Last Thursday (October 21), the CFPB issued a series of orders to collect information on the business practices of large technology companies operating payments systems in the United States.
The orders ask Google, Apple, Facebook, Amazon, Square, and PayPal to provide information about their products, plans and practices relating to payments, but Chopra noted that the CFPB will also study the practices of the Chinese technology giants WeChatPay and Alipay.
“Little is known publicly about how bigtech companies will exploit their payments platforms,” Chopra said in an accompanying statement. “The CFPB’s inquiry will help to inform regulators and policymakers about the future of our payments system.”
He also revealed that the CFPB may rely on the information gathered through this inquiry to help inform its long-awaited open banking rulemaking.
The U.S. has been far behind Europe in adopting a legal framework that helps bolster open banking. Currently, fintechs have to strike bilateral agreements with banks to carry out businesses in the U.S. The open banking framework would allow consumers to direct their banks to share their information with innovative financial service providers.
The inquiry represents a significant shift from the previous practices of the CFPB, whose enforcement actions saw a steep fall during the Trump administration.
The CFPB was set up by the Dodd-Frank Wall Street Reform and Consumer Protection Act 2010, a response to the financial crisis, to implement and enforce federal consumer financial laws, and to ensure fairness, transparency, and competitiveness in consumer financial services markets.
But its activities were significantly curtailed during the Trump administration.
According to a report by the Consumer Federation of America, the CFPB did not announce or resolve a single case alleging unlawful discrimination and settled as many as three enforcement cases alleging deceptive practices.

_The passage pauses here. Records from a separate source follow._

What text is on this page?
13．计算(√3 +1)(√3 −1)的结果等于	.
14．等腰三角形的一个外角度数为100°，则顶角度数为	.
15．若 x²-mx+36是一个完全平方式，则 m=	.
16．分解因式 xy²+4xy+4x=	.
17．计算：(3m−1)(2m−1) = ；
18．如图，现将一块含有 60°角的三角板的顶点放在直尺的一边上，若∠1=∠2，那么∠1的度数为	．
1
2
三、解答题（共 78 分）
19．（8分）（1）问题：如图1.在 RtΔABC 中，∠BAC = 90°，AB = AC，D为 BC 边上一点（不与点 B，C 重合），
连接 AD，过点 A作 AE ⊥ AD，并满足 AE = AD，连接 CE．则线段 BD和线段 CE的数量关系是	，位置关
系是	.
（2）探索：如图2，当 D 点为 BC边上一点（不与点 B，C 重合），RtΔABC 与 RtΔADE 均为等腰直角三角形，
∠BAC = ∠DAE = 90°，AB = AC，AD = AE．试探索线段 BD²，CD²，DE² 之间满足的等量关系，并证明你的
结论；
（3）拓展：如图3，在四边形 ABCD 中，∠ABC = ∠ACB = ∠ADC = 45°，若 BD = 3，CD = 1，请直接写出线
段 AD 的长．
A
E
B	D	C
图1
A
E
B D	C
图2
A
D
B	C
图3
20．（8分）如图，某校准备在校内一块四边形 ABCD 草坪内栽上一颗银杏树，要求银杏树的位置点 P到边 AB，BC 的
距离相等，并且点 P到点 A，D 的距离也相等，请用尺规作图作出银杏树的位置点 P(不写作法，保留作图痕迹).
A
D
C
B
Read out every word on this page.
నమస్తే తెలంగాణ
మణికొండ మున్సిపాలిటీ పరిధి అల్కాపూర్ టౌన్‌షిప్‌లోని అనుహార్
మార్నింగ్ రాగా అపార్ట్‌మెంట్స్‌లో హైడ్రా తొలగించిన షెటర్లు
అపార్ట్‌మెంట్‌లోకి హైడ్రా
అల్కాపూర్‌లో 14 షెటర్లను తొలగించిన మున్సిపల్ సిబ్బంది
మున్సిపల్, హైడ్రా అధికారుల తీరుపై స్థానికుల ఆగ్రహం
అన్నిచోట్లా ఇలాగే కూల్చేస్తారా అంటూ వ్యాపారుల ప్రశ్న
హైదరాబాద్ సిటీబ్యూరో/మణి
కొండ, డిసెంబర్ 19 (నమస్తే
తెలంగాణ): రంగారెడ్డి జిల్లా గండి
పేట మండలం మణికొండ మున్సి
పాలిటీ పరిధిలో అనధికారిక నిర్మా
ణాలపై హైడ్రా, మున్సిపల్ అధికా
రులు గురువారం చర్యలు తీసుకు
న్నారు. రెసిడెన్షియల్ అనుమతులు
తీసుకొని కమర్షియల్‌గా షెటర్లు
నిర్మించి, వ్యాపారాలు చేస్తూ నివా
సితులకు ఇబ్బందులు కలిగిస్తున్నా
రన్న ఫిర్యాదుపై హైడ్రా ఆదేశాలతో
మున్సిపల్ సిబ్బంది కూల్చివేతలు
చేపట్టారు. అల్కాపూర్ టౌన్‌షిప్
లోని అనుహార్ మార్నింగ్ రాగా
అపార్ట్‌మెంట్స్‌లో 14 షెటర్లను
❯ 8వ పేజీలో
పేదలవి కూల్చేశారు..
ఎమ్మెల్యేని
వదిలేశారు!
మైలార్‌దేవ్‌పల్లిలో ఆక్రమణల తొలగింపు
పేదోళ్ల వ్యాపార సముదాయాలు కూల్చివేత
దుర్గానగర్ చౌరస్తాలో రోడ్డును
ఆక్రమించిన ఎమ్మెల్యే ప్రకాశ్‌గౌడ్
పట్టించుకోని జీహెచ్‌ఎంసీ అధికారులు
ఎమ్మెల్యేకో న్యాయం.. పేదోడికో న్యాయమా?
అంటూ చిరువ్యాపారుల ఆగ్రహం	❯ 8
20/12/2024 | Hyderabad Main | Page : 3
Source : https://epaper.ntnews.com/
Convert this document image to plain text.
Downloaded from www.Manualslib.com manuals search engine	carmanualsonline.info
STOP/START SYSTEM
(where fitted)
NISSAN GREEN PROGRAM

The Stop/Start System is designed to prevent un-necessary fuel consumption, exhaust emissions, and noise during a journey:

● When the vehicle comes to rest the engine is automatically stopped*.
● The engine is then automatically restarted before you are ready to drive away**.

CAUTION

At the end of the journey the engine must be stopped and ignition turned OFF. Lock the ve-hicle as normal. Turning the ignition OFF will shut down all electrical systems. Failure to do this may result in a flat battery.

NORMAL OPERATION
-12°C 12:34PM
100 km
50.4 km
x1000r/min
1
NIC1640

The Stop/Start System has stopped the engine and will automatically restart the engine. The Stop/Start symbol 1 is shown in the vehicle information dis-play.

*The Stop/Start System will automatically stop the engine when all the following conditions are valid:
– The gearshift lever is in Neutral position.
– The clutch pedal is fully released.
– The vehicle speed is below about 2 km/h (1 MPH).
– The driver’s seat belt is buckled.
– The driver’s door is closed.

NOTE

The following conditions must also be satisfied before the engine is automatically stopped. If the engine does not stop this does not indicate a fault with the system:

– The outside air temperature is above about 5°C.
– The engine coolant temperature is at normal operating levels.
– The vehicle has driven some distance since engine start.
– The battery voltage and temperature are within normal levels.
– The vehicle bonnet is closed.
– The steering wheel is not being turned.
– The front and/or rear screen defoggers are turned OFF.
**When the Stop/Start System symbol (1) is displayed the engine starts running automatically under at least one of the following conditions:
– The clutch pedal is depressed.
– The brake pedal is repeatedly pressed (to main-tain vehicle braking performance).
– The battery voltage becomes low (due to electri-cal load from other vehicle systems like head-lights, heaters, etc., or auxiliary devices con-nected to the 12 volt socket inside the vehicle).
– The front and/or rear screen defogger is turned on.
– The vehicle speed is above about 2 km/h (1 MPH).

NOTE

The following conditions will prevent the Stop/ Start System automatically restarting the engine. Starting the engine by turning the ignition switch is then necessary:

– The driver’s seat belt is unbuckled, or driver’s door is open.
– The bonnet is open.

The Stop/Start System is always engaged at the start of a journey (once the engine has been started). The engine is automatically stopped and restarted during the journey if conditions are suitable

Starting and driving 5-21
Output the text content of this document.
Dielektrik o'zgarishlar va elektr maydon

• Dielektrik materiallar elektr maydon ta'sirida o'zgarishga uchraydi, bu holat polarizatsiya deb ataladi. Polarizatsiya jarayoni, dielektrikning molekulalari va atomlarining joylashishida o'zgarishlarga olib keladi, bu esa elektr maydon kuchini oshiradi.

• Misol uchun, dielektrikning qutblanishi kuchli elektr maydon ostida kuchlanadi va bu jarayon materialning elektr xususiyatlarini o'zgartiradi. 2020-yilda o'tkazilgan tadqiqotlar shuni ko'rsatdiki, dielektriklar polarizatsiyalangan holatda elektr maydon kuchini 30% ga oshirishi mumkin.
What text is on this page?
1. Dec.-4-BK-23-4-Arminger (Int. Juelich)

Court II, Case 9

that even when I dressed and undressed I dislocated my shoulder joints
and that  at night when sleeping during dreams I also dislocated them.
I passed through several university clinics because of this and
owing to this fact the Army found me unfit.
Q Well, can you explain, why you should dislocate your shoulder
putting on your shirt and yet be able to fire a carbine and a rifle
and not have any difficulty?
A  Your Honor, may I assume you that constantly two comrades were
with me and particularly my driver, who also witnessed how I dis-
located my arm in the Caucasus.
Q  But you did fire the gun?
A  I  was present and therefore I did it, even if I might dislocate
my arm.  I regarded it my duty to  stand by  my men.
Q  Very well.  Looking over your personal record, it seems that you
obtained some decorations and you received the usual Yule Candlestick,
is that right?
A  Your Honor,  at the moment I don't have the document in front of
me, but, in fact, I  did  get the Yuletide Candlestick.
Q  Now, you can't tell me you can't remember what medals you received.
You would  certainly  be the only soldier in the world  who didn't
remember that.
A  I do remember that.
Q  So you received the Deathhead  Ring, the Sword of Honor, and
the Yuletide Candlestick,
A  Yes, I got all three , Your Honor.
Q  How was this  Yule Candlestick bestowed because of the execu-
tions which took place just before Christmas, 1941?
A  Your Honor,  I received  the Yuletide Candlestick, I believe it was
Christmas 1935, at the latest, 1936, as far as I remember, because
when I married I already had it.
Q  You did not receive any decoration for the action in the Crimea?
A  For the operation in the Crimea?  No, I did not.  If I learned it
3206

By contrast, during the Obama era, the CFPB closed 11 anti-discrimination cases, with an average consumer relief of more than $56m per case, and announced 116 enforcement cases against deceptive or misleading practices producing average consumer relief of more than $94m per case.
With the appointment of Rohit Chopra as the director of the CFPB, the tide seems to be turning again for the agency.
Chopra was part of the implementation team that worked on setting up the CFPB. He served as assistant director of the CFPB, and was appointed as the CFPB’s Student Loan Ombudsman, a new position established in the financial reform law.
He later joined the Federal Trade Commission (FTC) where he continuously spoke out against bigtech companies and pushed for stronger oversight of banks and other financial institutions.
His nomination by President Biden was sitting in Congress for more than seven months, facing serious criticism from GOP lawmakers.
“It is clear to me that Commissioner Chopra would very likely return the CFPB to the rogue, unaccountable, anti-business agency it was during the Obama administration. We have every reason to believe he would continue to disregard legitimate congressional oversight requests,“ Senate Banking Committee ranking member Pat Toomey (R-PA) said at the final vote.
In spite of the concerns, his nomination was confirmed by the Senate with a tight 50-48 vote on September 30.
Just a few weeks after his appointment, Chopra is already living up to his reputation as a thorn in the side of business or consumer champion, depending on which side of the aisle you sit, by announcing the inquiry into the bigtechs. Nonetheless, he is not alone in his crusade. Lina Khan, a vocal critic of bigtechs, has also recently been appointed to serve as the chair of the FTC. Last month, she named monopolistic practices, particularly in digital markets, as one of her agency’s key enforcement areas.